C’est Robert Badinter, en 1981, qui les a obligées malgré leurs protestations à vivre dans un bâtiment construit spécialement pour elles à cent mètres de la prison.

Un rapport récent du ministère de la Justice signale le côté contradictoire de la présence des religieuses catholiques, notamment dans les infirmeries et dans les tâches d’enseignement. « En conclusion, dit ce rapport, en dehors, bien entendu, du service de l’aumônerie, il m’apparaît que, sous réserve de l’appréciation souveraine des tribunaux, (une plainte ayant été déposée en 1995) la participation de religieux au fonctionnement du service public pénitentiaire est difficilement compatible avec l’obligation de neutralité de l’ensemble des services publics. Le port des signes d’appartenance à une religion devrait en tout état de cause être exclu dans le cas de contacts directs avec les usagers du service public que sont les détenus ».

Malgré ce rapport et la nouvelle convention signée entre leur congrégation et le ministère de la Justice, les religieuses catholiques continuent d’organiser à leur convenance la scolarisation de la plupart des détenues. Or, les « sœurs », qui sont pour la plupart d’anciennes surveillantes et qui ont toujours ce statut, n’ont aucune qualification professionnelle pour enseigner. Et, même dans ce cas, elles ne pourraient être des partenaires pour l’Éducation nationale qui s’est vue confiée par le ministère la tâche d’organiser l’enseignement dans les prisons, par le fait même du prosélytisme qu’elles affichent dans leurs vêtements.

La présence des religieuses catholiques en soutane n’est-elle pas, en plus, une agression permanente, non seulement pour une partie du personnel, mais encore pour la plupart des détenues qui sont d’origines multiconfessionnelles et pluriethniques ?

La direction de la prison trouve évidemment son compte dans l’omniprésence des religieuses catholiques, parmi lesquelles on rencontre rarement des militantes syndicales.

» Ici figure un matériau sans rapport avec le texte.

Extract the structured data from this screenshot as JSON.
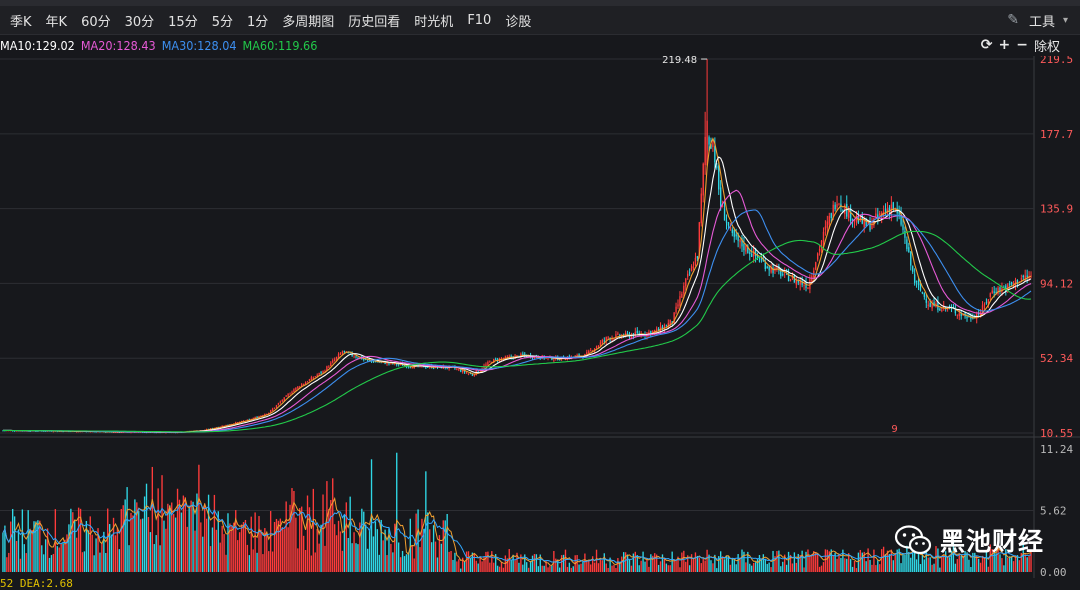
{
  "toolbar": {
    "tabs": [
      "季K",
      "年K",
      "60分",
      "30分",
      "15分",
      "5分",
      "1分",
      "多周期图",
      "历史回看",
      "时光机",
      "F10",
      "诊股"
    ],
    "tools_label": "工具"
  },
  "ma_legend": [
    {
      "label": "MA10:129.02",
      "color": "#ffffff"
    },
    {
      "label": "MA20:128.43",
      "color": "#e65ad6"
    },
    {
      "label": "MA30:128.04",
      "color": "#3d8ff0"
    },
    {
      "label": "MA60:119.66",
      "color": "#22c94a"
    }
  ],
  "controls": {
    "refresh_icon": "refresh-icon",
    "plus": "+",
    "minus": "−",
    "adjust_label": "除权"
  },
  "chart_data": {
    "type": "candlestick",
    "price_axis_ticks": [
      "219.5",
      "177.7",
      "135.9",
      "94.12",
      "52.34",
      "10.55"
    ],
    "price_range": [
      10.55,
      219.5
    ],
    "high_annotation": "219.48",
    "marker_label": "9",
    "volume_axis_ticks": [
      "11.24",
      "5.62",
      "0.00"
    ],
    "volume_range": [
      0,
      11.24
    ],
    "colors": {
      "up": "#ff3b3b",
      "down": "#2fd8e6",
      "ma10": "#ffffff",
      "ma20": "#e65ad6",
      "ma30": "#3d8ff0",
      "ma60": "#22c94a",
      "vol_ma1": "#f0a030",
      "vol_ma2": "#30a8ff"
    },
    "anchors": [
      {
        "i": 0,
        "p": 12
      },
      {
        "i": 40,
        "p": 11.5
      },
      {
        "i": 70,
        "p": 11
      },
      {
        "i": 88,
        "p": 11
      },
      {
        "i": 103,
        "p": 12
      },
      {
        "i": 115,
        "p": 15
      },
      {
        "i": 127,
        "p": 18
      },
      {
        "i": 137,
        "p": 22
      },
      {
        "i": 150,
        "p": 35
      },
      {
        "i": 165,
        "p": 45
      },
      {
        "i": 175,
        "p": 56
      },
      {
        "i": 188,
        "p": 51
      },
      {
        "i": 210,
        "p": 48
      },
      {
        "i": 232,
        "p": 47
      },
      {
        "i": 242,
        "p": 43
      },
      {
        "i": 252,
        "p": 51
      },
      {
        "i": 268,
        "p": 54
      },
      {
        "i": 285,
        "p": 52
      },
      {
        "i": 300,
        "p": 54
      },
      {
        "i": 312,
        "p": 64
      },
      {
        "i": 330,
        "p": 66
      },
      {
        "i": 338,
        "p": 68
      },
      {
        "i": 345,
        "p": 73
      },
      {
        "i": 352,
        "p": 95
      },
      {
        "i": 358,
        "p": 110
      },
      {
        "i": 362,
        "p": 175
      },
      {
        "i": 366,
        "p": 173
      },
      {
        "i": 370,
        "p": 138
      },
      {
        "i": 376,
        "p": 120
      },
      {
        "i": 385,
        "p": 112
      },
      {
        "i": 395,
        "p": 103
      },
      {
        "i": 408,
        "p": 96
      },
      {
        "i": 415,
        "p": 93
      },
      {
        "i": 422,
        "p": 118
      },
      {
        "i": 430,
        "p": 142
      },
      {
        "i": 436,
        "p": 133
      },
      {
        "i": 446,
        "p": 126
      },
      {
        "i": 458,
        "p": 138
      },
      {
        "i": 463,
        "p": 128
      },
      {
        "i": 470,
        "p": 95
      },
      {
        "i": 478,
        "p": 82
      },
      {
        "i": 488,
        "p": 80
      },
      {
        "i": 498,
        "p": 75
      },
      {
        "i": 504,
        "p": 78
      },
      {
        "i": 510,
        "p": 90
      },
      {
        "i": 518,
        "p": 92
      },
      {
        "i": 525,
        "p": 97
      },
      {
        "i": 530,
        "p": 98
      }
    ]
  },
  "footer": {
    "text": "52  DEA:2.68"
  },
  "watermark": {
    "text": "黑池财经",
    "icon": "wechat-icon"
  }
}
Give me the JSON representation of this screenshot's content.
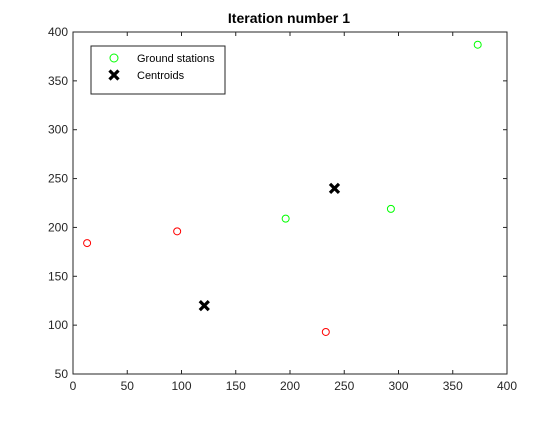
{
  "chart_data": {
    "type": "scatter",
    "title": "Iteration number 1",
    "xlabel": "",
    "ylabel": "",
    "xlim": [
      0,
      400
    ],
    "ylim": [
      50,
      400
    ],
    "xticks": [
      0,
      50,
      100,
      150,
      200,
      250,
      300,
      350,
      400
    ],
    "yticks": [
      50,
      100,
      150,
      200,
      250,
      300,
      350,
      400
    ],
    "grid": false,
    "legend_position": "top-left",
    "series": [
      {
        "name": "Ground stations",
        "marker": "circle",
        "color": "#00ff00",
        "points": [
          {
            "x": 196,
            "y": 209,
            "color": "#00ff00"
          },
          {
            "x": 293,
            "y": 219,
            "color": "#00ff00"
          },
          {
            "x": 373,
            "y": 387,
            "color": "#00ff00"
          },
          {
            "x": 13,
            "y": 184,
            "color": "#ff0000"
          },
          {
            "x": 96,
            "y": 196,
            "color": "#ff0000"
          },
          {
            "x": 233,
            "y": 93,
            "color": "#ff0000"
          }
        ]
      },
      {
        "name": "Centroids",
        "marker": "x",
        "color": "#000000",
        "points": [
          {
            "x": 241,
            "y": 240
          },
          {
            "x": 121,
            "y": 120
          }
        ]
      }
    ]
  }
}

Bien au contraire, au moment des grèves des surveillants pour obtenir la « parité police », les religieuses, à la grande satisfaction de l’administration centrale, jouèrent toutes, sans exception, et très efficacement, le rôle de briseuses de grève.

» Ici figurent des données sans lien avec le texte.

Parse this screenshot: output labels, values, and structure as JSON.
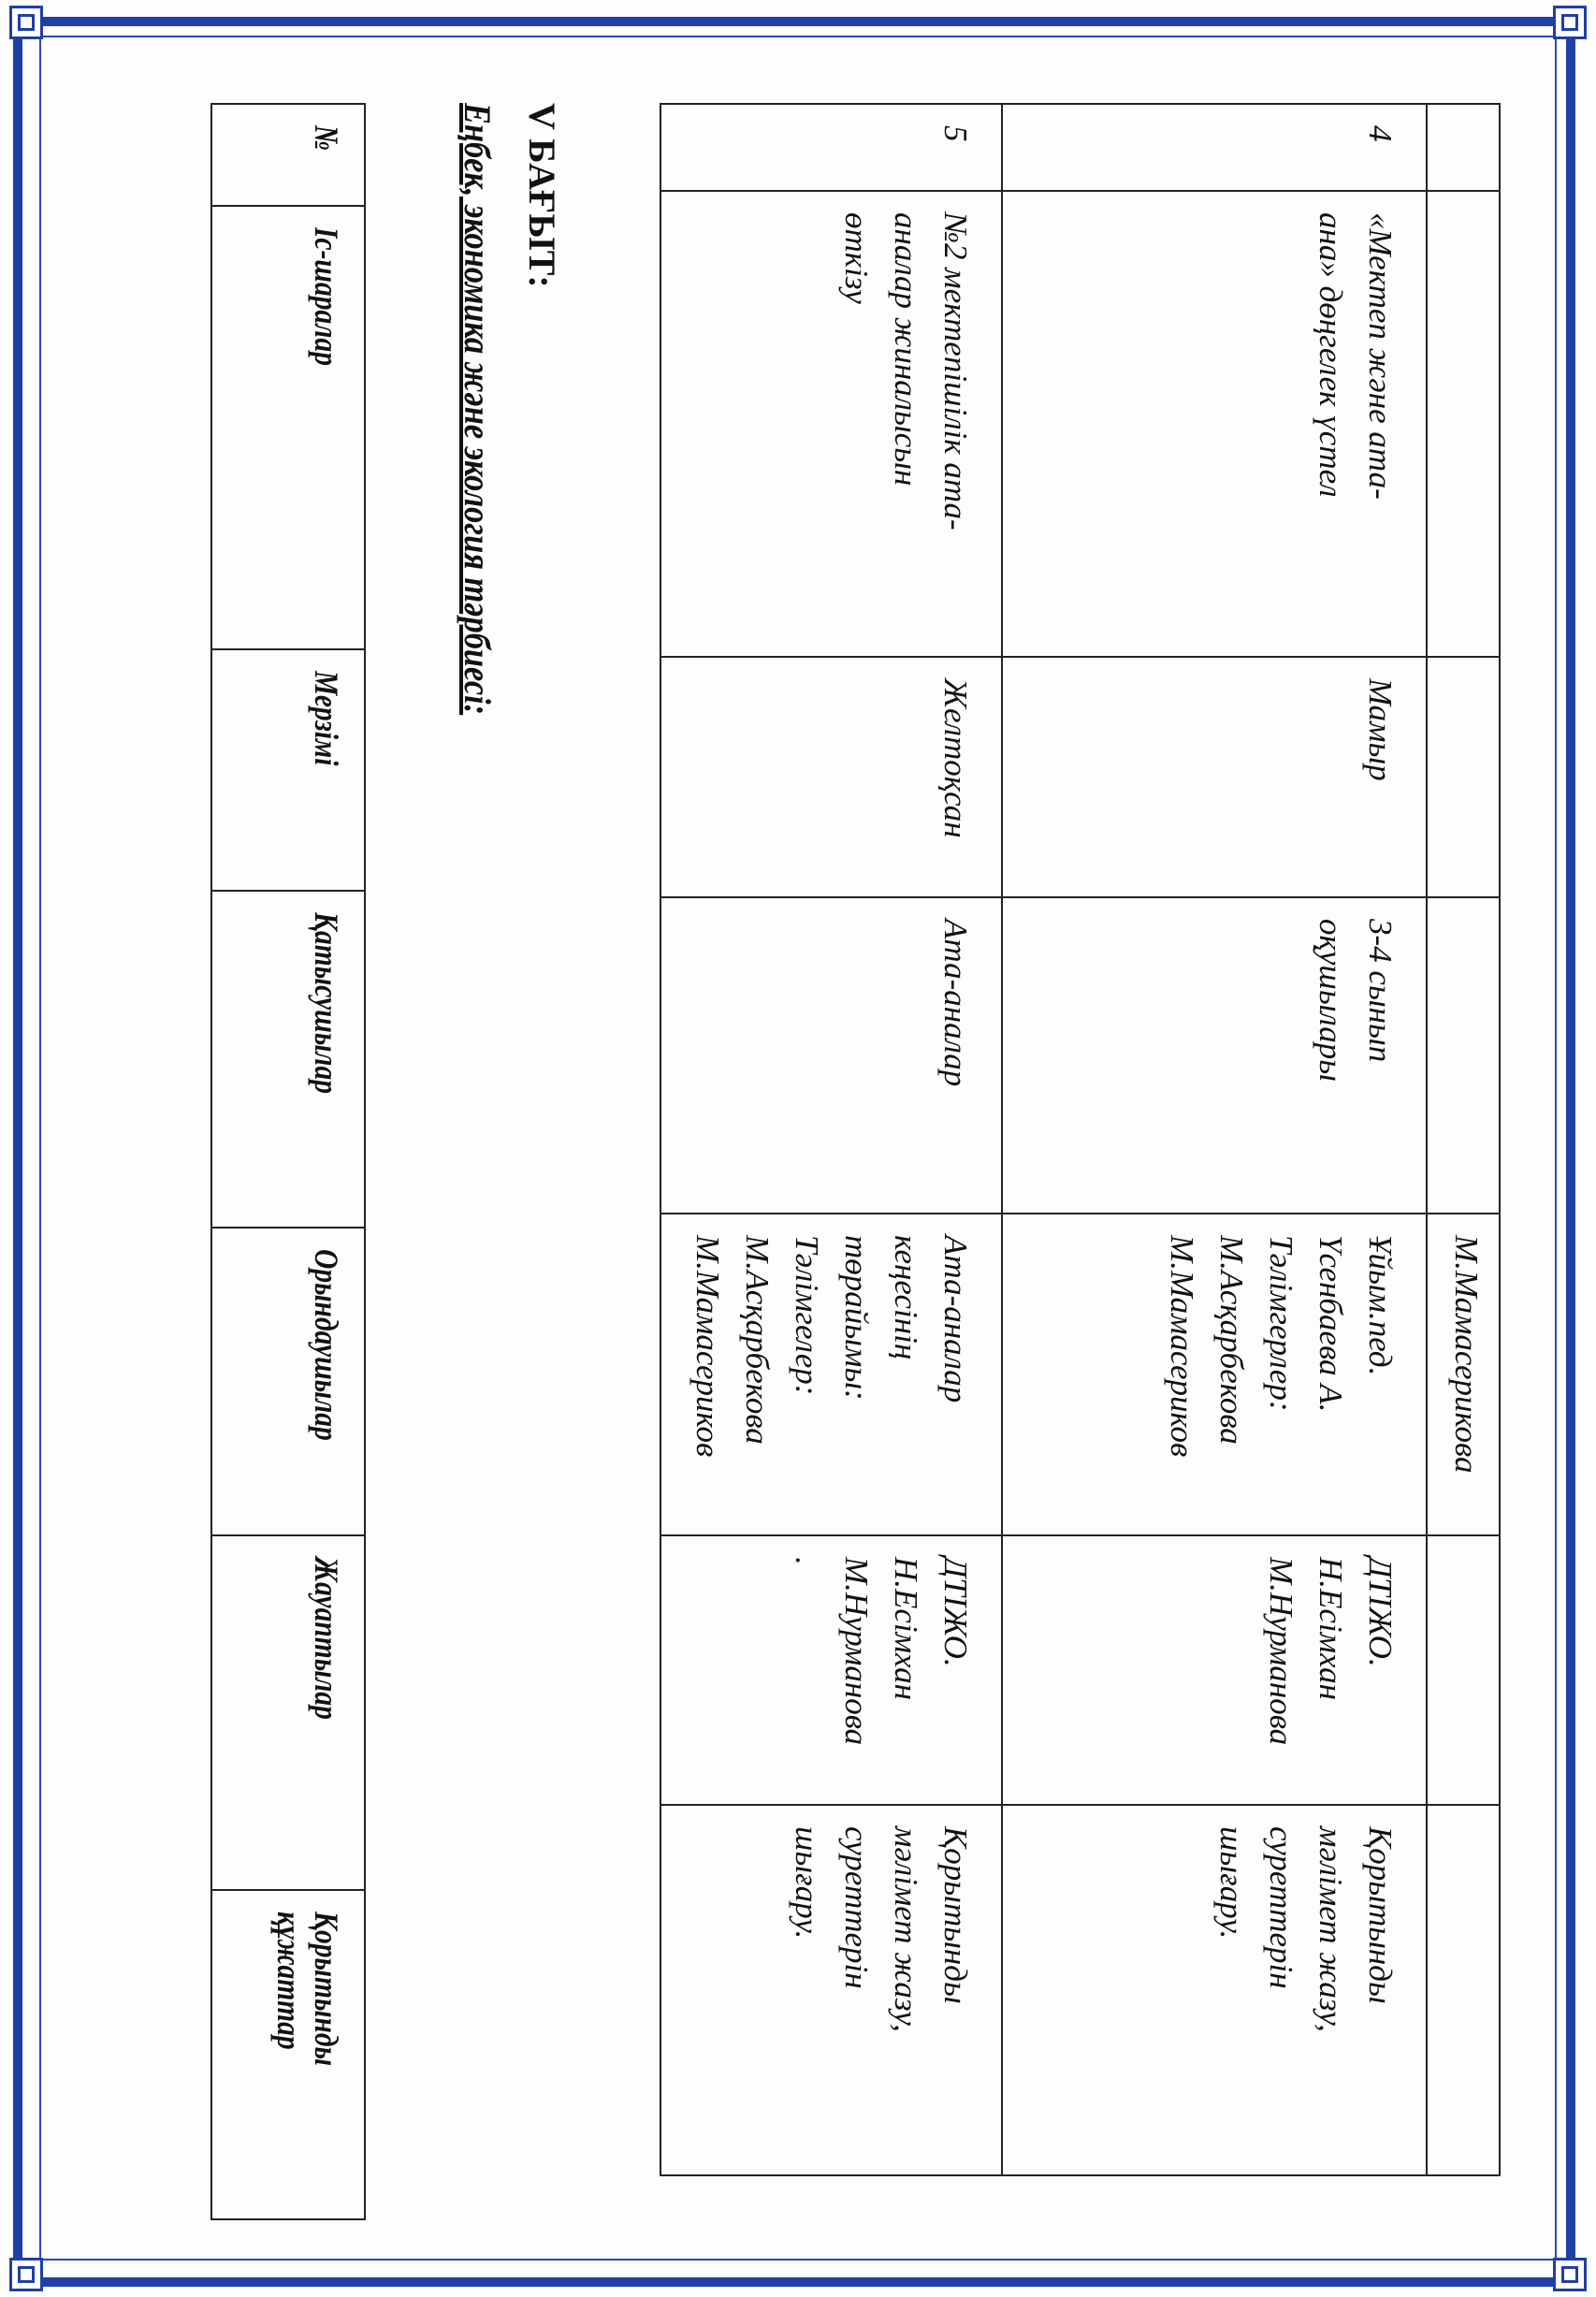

Quoi de plus précieux pour un directeur de prison, à qui il n’est pas demandé en priorité d’éveiller l’esprit des détenues, mais de veiller à ce qu’elles ne franchissent pas les murs et aussi d’assurer le bon ordre intérieur de l’établissement que la présence permanente dans « ses » murs de « l’Ordre catholique de Marie-Joseph ».

Les détenues ne rêvent que de liberté, les religieuses que d’enfermement. Comme disait une vieille détenue : « Quand on vu arriver les surveillantes laïques, de vraies femmes, ayant une vie privée avec enfants, maris ou amants, cela a été un ballon d’oxygène ».

La présence des « sœurs » est une entrave à la loi qui donne à chaque femme le droit d’avorter. En effet, c’est un problème auquel beaucoup de femmes de Fleury-Mérogis sont confrontées. Soit elles arrivent enceintes, soit elles le découvrent lors de l’examen médical pratiqué à l’entrée. Certaines apprennent aussi leur séropositivité. Donc, le problème de l’avortement pour toutes ces femmes est crucial. Elles subissent de la part des « sœurs » une pression insupportable et, pour certaines, insurmontable, ce qui a entraîné des histoires terribles, où les détenues ont laissé une grand partie d’elles-mêmes.

Voilà comment fonctionne une institution « laïque et républicaine », qui prétend respecter les femmes, leur conscience et la liberté de penser, inscrite en toutes lettres dans notre constitution.